Overall, quite a good read. I agree with many of the comments here.

One thing I was hoping for was a return to the muggle world, or more interactions with the muggle world. When Harry and Hermione and Ron were on the run, why didn’t they just pick some random Motel 6 somewhere and check in?

And given that one of Voldemort’s big things was his hatred for, and dismissing of, muggles, I think someone just shooting him once the horcruxes were gone, and once he was busily concentrating on Harry, would have been quite satisfying. (My pet theory was that the muggle prime minister would reappear and send in a squad of snipers or something.)

So why did the centaurs attack at the end?

Finished in nine hours and a huge debt to the wife.

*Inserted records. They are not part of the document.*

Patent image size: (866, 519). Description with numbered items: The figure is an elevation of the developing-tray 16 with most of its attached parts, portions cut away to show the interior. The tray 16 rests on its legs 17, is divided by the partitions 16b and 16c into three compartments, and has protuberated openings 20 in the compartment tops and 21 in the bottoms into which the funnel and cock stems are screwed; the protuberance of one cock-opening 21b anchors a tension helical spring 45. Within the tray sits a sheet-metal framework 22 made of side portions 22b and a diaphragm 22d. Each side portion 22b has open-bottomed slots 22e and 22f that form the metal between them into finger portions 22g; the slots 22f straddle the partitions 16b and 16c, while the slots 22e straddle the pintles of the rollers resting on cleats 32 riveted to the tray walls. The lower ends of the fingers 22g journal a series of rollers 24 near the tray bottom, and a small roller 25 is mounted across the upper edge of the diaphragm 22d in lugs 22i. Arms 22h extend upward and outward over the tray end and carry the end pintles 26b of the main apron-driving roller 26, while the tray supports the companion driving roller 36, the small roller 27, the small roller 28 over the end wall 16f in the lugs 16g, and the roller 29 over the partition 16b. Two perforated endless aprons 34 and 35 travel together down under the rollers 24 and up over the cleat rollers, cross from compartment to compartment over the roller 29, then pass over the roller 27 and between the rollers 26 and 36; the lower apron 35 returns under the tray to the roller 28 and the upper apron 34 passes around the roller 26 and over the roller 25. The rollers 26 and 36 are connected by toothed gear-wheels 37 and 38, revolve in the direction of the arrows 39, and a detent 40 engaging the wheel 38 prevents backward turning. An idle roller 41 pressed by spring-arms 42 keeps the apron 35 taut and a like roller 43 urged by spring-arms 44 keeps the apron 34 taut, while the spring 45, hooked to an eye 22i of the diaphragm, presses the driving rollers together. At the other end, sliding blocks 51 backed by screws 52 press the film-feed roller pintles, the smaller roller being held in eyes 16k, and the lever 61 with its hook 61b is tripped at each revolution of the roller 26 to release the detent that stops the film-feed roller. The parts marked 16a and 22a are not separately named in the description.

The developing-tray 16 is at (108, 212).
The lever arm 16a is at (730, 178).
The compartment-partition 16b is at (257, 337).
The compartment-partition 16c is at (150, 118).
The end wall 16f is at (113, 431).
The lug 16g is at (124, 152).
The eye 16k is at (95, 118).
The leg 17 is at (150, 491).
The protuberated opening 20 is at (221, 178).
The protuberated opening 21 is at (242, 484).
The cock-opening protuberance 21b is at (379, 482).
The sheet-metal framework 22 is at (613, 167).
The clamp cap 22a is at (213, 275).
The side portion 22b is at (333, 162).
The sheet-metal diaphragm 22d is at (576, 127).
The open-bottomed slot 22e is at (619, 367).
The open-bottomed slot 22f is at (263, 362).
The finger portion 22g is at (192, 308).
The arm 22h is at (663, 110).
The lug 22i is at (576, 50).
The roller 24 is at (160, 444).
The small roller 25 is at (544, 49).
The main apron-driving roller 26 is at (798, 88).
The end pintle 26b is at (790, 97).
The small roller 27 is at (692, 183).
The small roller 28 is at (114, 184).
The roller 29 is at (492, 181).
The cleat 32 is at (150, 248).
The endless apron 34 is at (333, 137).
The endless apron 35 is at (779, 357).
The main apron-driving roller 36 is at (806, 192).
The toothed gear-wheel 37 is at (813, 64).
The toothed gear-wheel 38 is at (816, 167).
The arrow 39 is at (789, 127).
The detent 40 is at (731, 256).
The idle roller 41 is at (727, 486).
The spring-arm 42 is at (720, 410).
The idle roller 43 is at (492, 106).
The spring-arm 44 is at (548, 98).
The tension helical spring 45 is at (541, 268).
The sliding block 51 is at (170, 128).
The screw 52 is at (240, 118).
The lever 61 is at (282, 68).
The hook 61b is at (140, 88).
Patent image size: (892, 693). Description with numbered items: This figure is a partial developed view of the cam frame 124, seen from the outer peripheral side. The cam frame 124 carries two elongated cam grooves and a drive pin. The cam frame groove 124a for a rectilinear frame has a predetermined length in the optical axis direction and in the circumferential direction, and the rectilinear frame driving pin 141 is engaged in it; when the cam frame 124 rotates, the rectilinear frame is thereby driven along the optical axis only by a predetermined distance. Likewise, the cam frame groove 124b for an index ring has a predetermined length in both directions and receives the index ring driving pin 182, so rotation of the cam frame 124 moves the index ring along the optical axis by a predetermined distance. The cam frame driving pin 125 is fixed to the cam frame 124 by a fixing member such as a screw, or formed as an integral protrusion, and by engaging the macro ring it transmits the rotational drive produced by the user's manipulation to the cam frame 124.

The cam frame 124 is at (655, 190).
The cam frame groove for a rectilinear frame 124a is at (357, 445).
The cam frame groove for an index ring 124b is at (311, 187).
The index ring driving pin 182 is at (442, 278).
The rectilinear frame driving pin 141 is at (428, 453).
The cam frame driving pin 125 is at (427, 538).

I was shocked that they let Mundungus back into things with the OotP—I guess he made a good traitor.

I’m also surprised that Lupin would let Harry talk him out of going with them. I’m amazed he didn’t shoot back with a “I do care for my child. Helping Harry Potter is the best way to do just that.” With his experience, friendship, and leadership they could have shaved off quite a bit of blundering around. But the books have always had a high level of adult exclusion so no big surprise.

The exposition part was quite different than the rest of the book, but wasn’t that the chapter that was written quite a while ago? Rowling has come a long way as an author since then. I personally would have liked a paragraph or so on everybody. Luna? Cho? McGonaglle? I have heard rumors that JKR would write a “history of Magic” or something. She will probably have to write in endings for all the characters or be hounded to death by press/fans.

Final question, what do they leave out to make the movie?

I’m in the camp of wanting more and better closure with Umbridge and Skeeter. Mostly Umbridge. All of the things she did, and we don’t get to see her taken down? Disappointing.

I think Snape’s love for Lily was so strong because he wasn’t just in love with her, but they had a deep bond from almost the very beginning. He had someone to talk to who didn’t look down on him and she had someone to introduce her to the wizarding world. It wasn’t a tiny schoolboy crush, she gave him happiness while he was a sad, lonely child as well. I love the part where she asked if it made a difference being Muggle born and hesitates, then says no. And where he told Phineas not to call Hermione mudblood.

One thing I wondered about. Did the sword come back because it was stolen, and therefore not rightly the goblins? Or does it just always come back to Hogwarts because that is where Godric left it? And it will appear through the hat when a true Gryffindor has need?